Blutkirsche
„Dieses Gebaren widerspricht dem Grundgedanken des Namensgebers, Dr. Daniel Gottlob Moritz Schreber.“
An dieser Stelle lachten einige Mitglieder laut auf.
„Schließlich ist dies ein Kleingartenverein und kein exklusiver Tennis- oder Golfclub“, hatte Fink noch schnell nachgeschoben, bevor die Versammlung in einen kleinen Tumult ausartete.
Nur dem raschen Durchgreifen des Vorsitzenden Harry Kohl war es zu verdanken, dass sich die Gemüter der Anwesenden an diesem Abend beruhigten. Er verbot einfach die Abstimmung darüber, hatte das aufwieglerische Flugblatt konfisziert und Mike Fink keine Redeerlaubnis mehr gegeben. Das Ende vom Lied war, dass die Neuen weiterhin die Eintrittsgebühr bezahlen mussten.
Dieser arrogante Kerl mit seinem japanischen Gartenhaus, dachte Albert. Eine solche Extrawurst hatte bisher noch niemand gewagt. Merkwürdig ist nur, dass Harry nichts dagegen unternommen hat, das ist doch sonst nicht seine Art. Das mit dem Rhododendron, direkt auf der Grenze zu den Nachbargrundstücken, verbot die Gartenordnung, doch Albert war eigentlich ein gutmütiger Mensch, seine Devise lautete: ‚leben und leben lassen‘. Er hasste es, seit einiger Zeit hart durchgreifen zu müssen. Harry hatte es ihm unmissverständlich klar gemacht.

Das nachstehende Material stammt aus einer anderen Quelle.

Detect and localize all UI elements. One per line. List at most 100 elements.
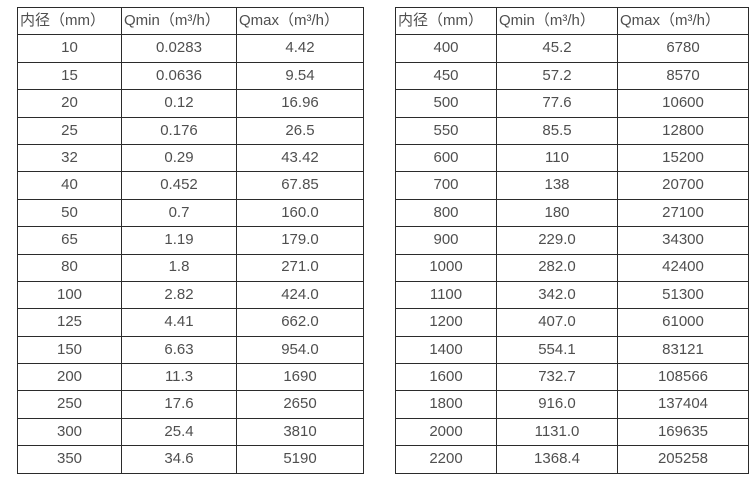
table-cell: 732.7 (496, 363, 618, 392)
table-cell: 554.1 (496, 335, 618, 365)
table-cell: 179.0 (236, 226, 364, 255)
table-cell: 57.2 (496, 61, 618, 91)
table-cell: 25.4 (121, 417, 237, 447)
table-cell: 450 (395, 61, 497, 91)
table-cell: 1800 (395, 390, 497, 419)
table-cell: 34300 (617, 226, 749, 255)
table-cell: 407.0 (496, 308, 618, 337)
table-cell: 10 (17, 34, 122, 63)
table-cell: 0.7 (121, 198, 237, 228)
table-cell: 700 (395, 171, 497, 200)
table-row: 400 45.2 6780 (395, 34, 749, 63)
table-cell: 65 (17, 226, 122, 255)
table-row: 32 0.29 43.42 (17, 143, 364, 173)
table-row: 2200 1368.4 205258 (395, 445, 749, 474)
table-cell: 12800 (617, 116, 749, 145)
table-row: 1400 554.1 83121 (395, 335, 749, 365)
table-cell: 0.0636 (121, 61, 237, 91)
table-cell: 51300 (617, 280, 749, 310)
table-row: 50 0.7 160.0 (17, 198, 364, 228)
table-cell: 40 (17, 171, 122, 200)
table-cell: 80 (17, 253, 122, 282)
table-cell: 1131.0 (496, 417, 618, 447)
table-cell: 11.3 (121, 363, 237, 392)
table-cell: 424.0 (236, 280, 364, 310)
table-row: 800 180 27100 (395, 198, 749, 228)
table-cell: 1368.4 (496, 445, 618, 474)
table-row: 40 0.452 67.85 (17, 171, 364, 200)
table-cell: 229.0 (496, 226, 618, 255)
table-cell: 500 (395, 89, 497, 118)
table-row: 700 138 20700 (395, 171, 749, 200)
table-cell: 2.82 (121, 280, 237, 310)
header-qmax: Qmax（m³/h） (236, 6, 364, 36)
table-row: 900 229.0 34300 (395, 226, 749, 255)
table-head: 内径（mm） Qmin（m³/h） Qmax（m³/h） (395, 6, 749, 36)
table-row: 2000 1131.0 169635 (395, 417, 749, 447)
table-row: 300 25.4 3810 (17, 417, 364, 447)
table-cell: 110 (496, 143, 618, 173)
table-cell: 0.0283 (121, 34, 237, 63)
table-cell: 4.41 (121, 308, 237, 337)
table-cell: 0.452 (121, 171, 237, 200)
table-row: 65 1.19 179.0 (17, 226, 364, 255)
table-cell: 26.5 (236, 116, 364, 145)
table-cell: 50 (17, 198, 122, 228)
table-cell: 42400 (617, 253, 749, 282)
table-cell: 900 (395, 226, 497, 255)
table-cell: 77.6 (496, 89, 618, 118)
table-cell: 1.8 (121, 253, 237, 282)
table-cell: 10600 (617, 89, 749, 118)
table-cell: 67.85 (236, 171, 364, 200)
table-body: 10 0.0283 4.42 15 0.0636 9.54 20 0.12 16.96 25 0.1… (17, 34, 364, 474)
table-cell: 27100 (617, 198, 749, 228)
table-cell: 400 (395, 34, 497, 63)
header-inner-diameter: 内径（mm） (17, 6, 122, 36)
table-cell: 1100 (395, 280, 497, 310)
table-body: 400 45.2 6780 450 57.2 8570 500 77.6 10600 550 85.… (395, 34, 749, 474)
table-cell: 916.0 (496, 390, 618, 419)
table-row: 250 17.6 2650 (17, 390, 364, 419)
table-cell: 6780 (617, 34, 749, 63)
table-cell: 662.0 (236, 308, 364, 337)
table-cell: 43.42 (236, 143, 364, 173)
table-cell: 100 (17, 280, 122, 310)
table-head: 内径（mm） Qmin（m³/h） Qmax（m³/h） (17, 6, 364, 36)
table-cell: 137404 (617, 390, 749, 419)
table-cell: 954.0 (236, 335, 364, 365)
header-qmin: Qmin（m³/h） (496, 6, 618, 36)
table-cell: 1.19 (121, 226, 237, 255)
table-cell: 2650 (236, 390, 364, 419)
table-cell: 150 (17, 335, 122, 365)
table-cell: 282.0 (496, 253, 618, 282)
table-row: 1600 732.7 108566 (395, 363, 749, 392)
table-cell: 25 (17, 116, 122, 145)
table-cell: 20700 (617, 171, 749, 200)
table-cell: 85.5 (496, 116, 618, 145)
table-cell: 32 (17, 143, 122, 173)
table-cell: 169635 (617, 417, 749, 447)
table-row: 450 57.2 8570 (395, 61, 749, 91)
table-row: 25 0.176 26.5 (17, 116, 364, 145)
table-cell: 0.12 (121, 89, 237, 118)
table-cell: 16.96 (236, 89, 364, 118)
table-cell: 271.0 (236, 253, 364, 282)
table-cell: 5190 (236, 445, 364, 474)
table-cell: 125 (17, 308, 122, 337)
table-cell: 342.0 (496, 280, 618, 310)
table-cell: 200 (17, 363, 122, 392)
table-row: 200 11.3 1690 (17, 363, 364, 392)
table-cell: 6.63 (121, 335, 237, 365)
header-qmin: Qmin（m³/h） (121, 6, 237, 36)
table-row: 600 110 15200 (395, 143, 749, 173)
table-cell: 8570 (617, 61, 749, 91)
table-cell: 550 (395, 116, 497, 145)
table-cell: 138 (496, 171, 618, 200)
table-cell: 17.6 (121, 390, 237, 419)
table-row: 500 77.6 10600 (395, 89, 749, 118)
table-cell: 800 (395, 198, 497, 228)
table-cell: 1200 (395, 308, 497, 337)
flow-table-small-diameter: 内径（mm） Qmin（m³/h） Qmax（m³/h） 10 0.0283 4.4… (17, 6, 364, 474)
table-cell: 15200 (617, 143, 749, 173)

‚Kleiner Sonnenkönig‘ nannten Albert und einige wenige mutige Gartenfreunde den ersten Vorsitzenden, der mit penibler Genauigkeit über die einfachen Mitglieder, aber auch über seine Vorstandskollegen regierte. Wenn sich jemand über seinen Führungsstil beschwerte, konnte Harry richtig unangenehm werden und demjenigen, der sich ihm widersetzte, das Leben schwer machen. Seine Lieblingssprüche brüllte er gerne laut heraus: „Was geht mich die Satzung an? Ich bin der Vorsitzende und meine Meinung gilt. Wem das nicht gefällt, der soll gefälligst den Scheiß selber machen.“
Albert hütete sich, zu widersprechen. Er wollte keinen Ärger haben für die paar Jahre, in denen er noch seinen Garten besaß. Schon jetzt fiel es ihm immer schwerer, Bäume zu schneiden und die Erde umzugraben. Aber er brauchte die kleine Scholle für die Cannabis-Pflanzen, die er |27| zwischen den Tomatenstauden seit Gertruds Krankheit in einem kleinen selbstgebauten Gewächshaus heranzog. Das Hanfgewächs half ihr die Chemotherapie ohne große Übelkeit und Erbrechen zu überstehen. Genutzt hatte es aber dann doch nichts.
Damals hatte er sein erstes Pfeifchen geraucht und festgestellt, dass es bei seinem Asthma beruhigend wirkte. So blieb er dabei und hegte die Pflanzen weiter. Gewächshäuser waren ebenfalls verboten, ganz zu schweigen der Anbau von Marihuana. Zur Tarnung war das dichte Karee aus immergrünen hohen Buchsbäumen gerade richtig. Albert zog den Buchs selbst heran. Auch wenn dieser langsam wuchs, waren in den vierzig Jahren seines Gärtnerdaseins daraus viele zu großen Sträuchern geworden. Er hatte sie einfach dorthin umgepflanzt.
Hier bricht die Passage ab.